After talking it over with Buster, I decided to sit my mom down and explain that Buster had been (selectively) out and using they/them pronouns for years. “They didn’t want to “confuse” you before by coming out, because being seen as ‘confusing’ or ‘too complicated’ by other people is very uncomfortable,” I explained. “People treat you like a math problem instead of a human being. So it was safer and easier to not talk about it.

“But they’re not a math problem, and they’re not a woman. Neither am I, honestly.

“I’m comfortable with any pronouns, but Buster’s are ‘they’ and ‘them.’ As in ‘they want to watch Star Wars, it’s their favorite franchise.’ From now on I’m going to use their pronouns around you, just like I have in private, and with friends. You can take your time getting used to it, because Buster is okay with it being a learning process. But if you have questions, you’ll need to ask me. They’re not comfortable being in a teaching role for this.”

The conversation went so much better than I anticipated. I did my best to use patient but precise language, so there wouldn’t be room for kneejerk confusion or debate. But more importantly, my mom was immediately receptive in a way she’s never been before.

So much about her and the world around her has changed. Gay marriage is so normalized that straight people forget it was a decades-long battle with causalities. Trans people are no longer an abstract concept, they’re her coworkers and characters in her favorite tv shows. She doesn’t question the validity these things anymore. In fact, she pushes back against people who do.

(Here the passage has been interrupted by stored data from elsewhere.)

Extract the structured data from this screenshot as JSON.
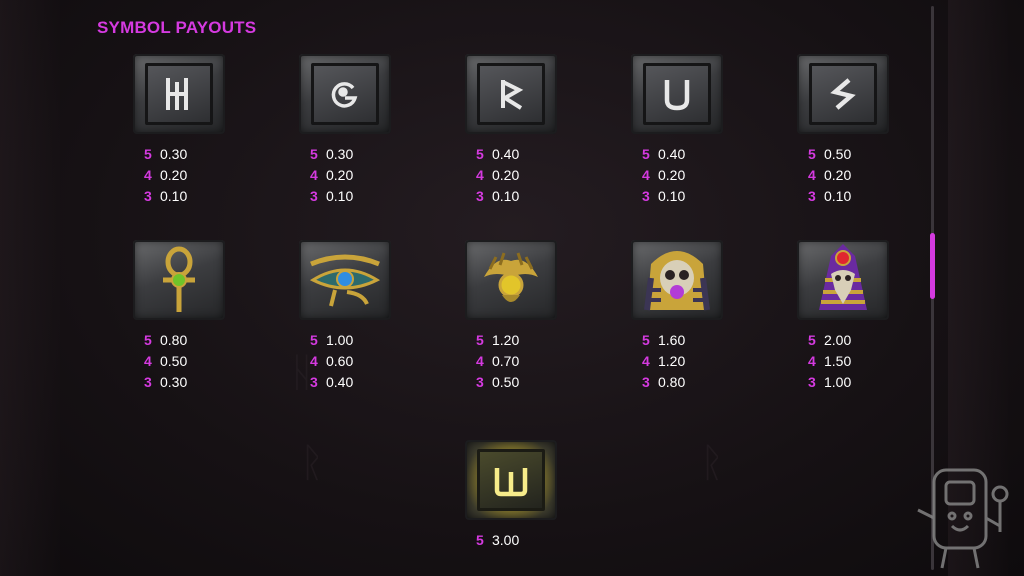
{
  "title": "SYMBOL PAYOUTS",
  "symbols": [
    {
      "icon": "rune-h-icon",
      "pays": [
        {
          "count": "5",
          "value": "0.30"
        },
        {
          "count": "4",
          "value": "0.20"
        },
        {
          "count": "3",
          "value": "0.10"
        }
      ]
    },
    {
      "icon": "rune-o-icon",
      "pays": [
        {
          "count": "5",
          "value": "0.30"
        },
        {
          "count": "4",
          "value": "0.20"
        },
        {
          "count": "3",
          "value": "0.10"
        }
      ]
    },
    {
      "icon": "rune-r-icon",
      "pays": [
        {
          "count": "5",
          "value": "0.40"
        },
        {
          "count": "4",
          "value": "0.20"
        },
        {
          "count": "3",
          "value": "0.10"
        }
      ]
    },
    {
      "icon": "rune-u-icon",
      "pays": [
        {
          "count": "5",
          "value": "0.40"
        },
        {
          "count": "4",
          "value": "0.20"
        },
        {
          "count": "3",
          "value": "0.10"
        }
      ]
    },
    {
      "icon": "rune-s-icon",
      "pays": [
        {
          "count": "5",
          "value": "0.50"
        },
        {
          "count": "4",
          "value": "0.20"
        },
        {
          "count": "3",
          "value": "0.10"
        }
      ]
    },
    {
      "icon": "ankh-icon",
      "pays": [
        {
          "count": "5",
          "value": "0.80"
        },
        {
          "count": "4",
          "value": "0.50"
        },
        {
          "count": "3",
          "value": "0.30"
        }
      ]
    },
    {
      "icon": "eye-of-horus-icon",
      "pays": [
        {
          "count": "5",
          "value": "1.00"
        },
        {
          "count": "4",
          "value": "0.60"
        },
        {
          "count": "3",
          "value": "0.40"
        }
      ]
    },
    {
      "icon": "scarab-icon",
      "pays": [
        {
          "count": "5",
          "value": "1.20"
        },
        {
          "count": "4",
          "value": "0.70"
        },
        {
          "count": "3",
          "value": "0.50"
        }
      ]
    },
    {
      "icon": "pharaoh-skull-icon",
      "pays": [
        {
          "count": "5",
          "value": "1.60"
        },
        {
          "count": "4",
          "value": "1.20"
        },
        {
          "count": "3",
          "value": "0.80"
        }
      ]
    },
    {
      "icon": "horus-bird-skull-icon",
      "pays": [
        {
          "count": "5",
          "value": "2.00"
        },
        {
          "count": "4",
          "value": "1.50"
        },
        {
          "count": "3",
          "value": "1.00"
        }
      ]
    },
    {
      "icon": "wild-w-icon",
      "pays": [
        {
          "count": "5",
          "value": "3.00"
        }
      ]
    }
  ],
  "colors": {
    "accent": "#d53ae0",
    "value_text": "#ffffff"
  }
}
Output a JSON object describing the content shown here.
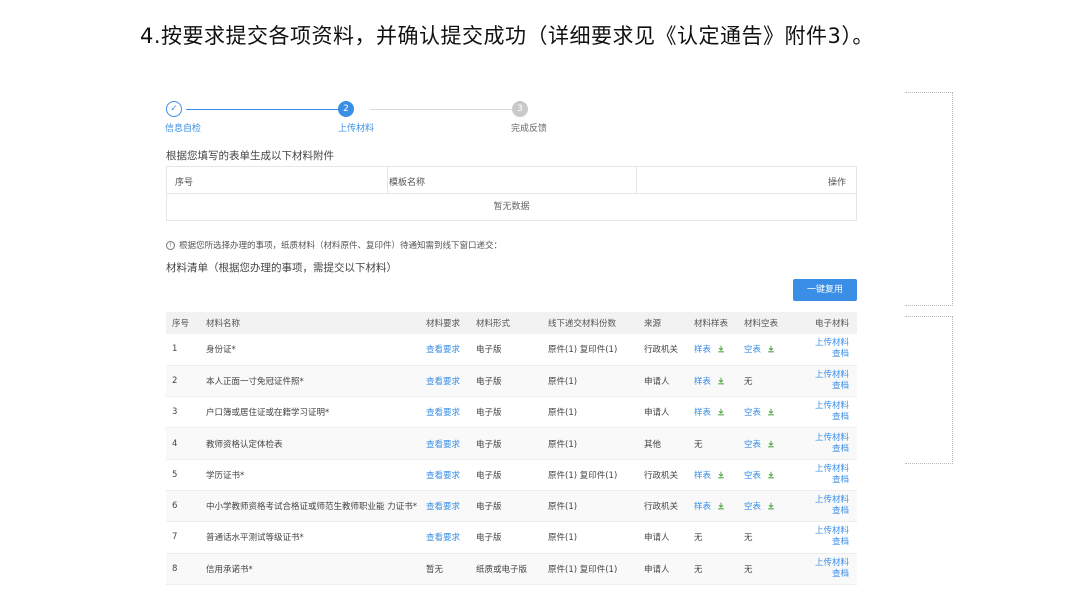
{
  "heading": "4.按要求提交各项资料，并确认提交成功（详细要求见《认定通告》附件3）。",
  "steps": [
    {
      "num": "✓",
      "label": "信息自检",
      "state": "done"
    },
    {
      "num": "2",
      "label": "上传材料",
      "state": "active"
    },
    {
      "num": "3",
      "label": "完成反馈",
      "state": "todo"
    }
  ],
  "template_section": {
    "title": "根据您填写的表单生成以下材料附件",
    "columns": [
      "序号",
      "模板名称",
      "操作"
    ],
    "empty_text": "暂无数据"
  },
  "notice": "根据您所选择办理的事项，纸质材料（材料原件、复印件）待通知需到线下窗口递交：",
  "materials_section": {
    "title": "材料清单（根据您办理的事项，需提交以下材料）",
    "copy_button": "一键复用",
    "columns": [
      "序号",
      "材料名称",
      "材料要求",
      "材料形式",
      "线下递交材料份数",
      "来源",
      "材料样表",
      "材料空表",
      "电子材料"
    ],
    "upload_label": "上传材料",
    "view_label": "查档",
    "rows": [
      {
        "no": "1",
        "name": "身份证*",
        "req": "查看要求",
        "form": "电子版",
        "copies": "原件(1) 复印件(1)",
        "source": "行政机关",
        "sample": "样表",
        "blank": "空表"
      },
      {
        "no": "2",
        "name": "本人正面一寸免冠证件照*",
        "req": "查看要求",
        "form": "电子版",
        "copies": "原件(1)",
        "source": "申请人",
        "sample": "样表",
        "blank": "无"
      },
      {
        "no": "3",
        "name": "户口簿或居住证或在籍学习证明*",
        "req": "查看要求",
        "form": "电子版",
        "copies": "原件(1)",
        "source": "申请人",
        "sample": "样表",
        "blank": "空表"
      },
      {
        "no": "4",
        "name": "教师资格认定体检表",
        "req": "查看要求",
        "form": "电子版",
        "copies": "原件(1)",
        "source": "其他",
        "sample": "无",
        "blank": "空表"
      },
      {
        "no": "5",
        "name": "学历证书*",
        "req": "查看要求",
        "form": "电子版",
        "copies": "原件(1) 复印件(1)",
        "source": "行政机关",
        "sample": "样表",
        "blank": "空表"
      },
      {
        "no": "6",
        "name": "中小学教师资格考试合格证或师范生教师职业能 力证书*",
        "req": "查看要求",
        "form": "电子版",
        "copies": "原件(1)",
        "source": "行政机关",
        "sample": "样表",
        "blank": "空表"
      },
      {
        "no": "7",
        "name": "普通话水平测试等级证书*",
        "req": "查看要求",
        "form": "电子版",
        "copies": "原件(1)",
        "source": "申请人",
        "sample": "无",
        "blank": "无"
      },
      {
        "no": "8",
        "name": "信用承诺书*",
        "req": "暂无",
        "form": "纸质或电子版",
        "copies": "原件(1) 复印件(1)",
        "source": "申请人",
        "sample": "无",
        "blank": "无"
      }
    ]
  },
  "colors": {
    "accent": "#3a8ee6",
    "download": "#52a447"
  }
}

She was quick to use Buster’s pronouns. Clumsy, but quick. I would help her practice them when Buster wasn’t around, letting her work through the stop-and-think-about-it phase. That struggle can be painful for trans people to watch. Every pause and slip-up can make a trans person wonder, does the speaker actually see me for who I am, or are they just indulging me? Is there something about my appearance or behavior that “makes” them perceive me the wrong way? If I change myself more, will they stop hurting me?

Over a year later, my mother uses the correct pronouns 99.9% of the time. She’ll occasionally trip up when she’s talking about some past event, or if we’re discussing something she still instinctively views as “female” (like menstrual cycles.) We’re working on it. But she always accepts correction with a “whoops, sorry, they” and quickly moves on. Last week, she started to tell me a joke, only to stop mid-sentence and dramatically sigh, “Oh, nevermind. The pun was going to be that you’re in love with a woman, but that’s not true.”

I understand (and agree) that not misgendering someone is the bare minimum. But I’ve heard this woman say some very nasty, bigoted things in the past. Hearing her use the same voice to honor my partner is a relief. It feels like a reward after years of thankless educating and persistent (and sometimes undeserved) love.

When a previously transphobic loved one does “the bare minimum,” I hear years of my own self-defense echoed back to me, my stubborn resolve to make sure they aren’t hurting anyone with thoughtless words. When my mom does “the bare minimum,” I hear her capacity to change in a world that reinforced the worst of her, that discouraged her from growing. I hear her willingness to listen to me – eventually.

The bare minimum is hard-won. So I’ll treasure the victory of Buster being respected by their mother-in-law. Because so few people give trans people the peace of being unquestioned.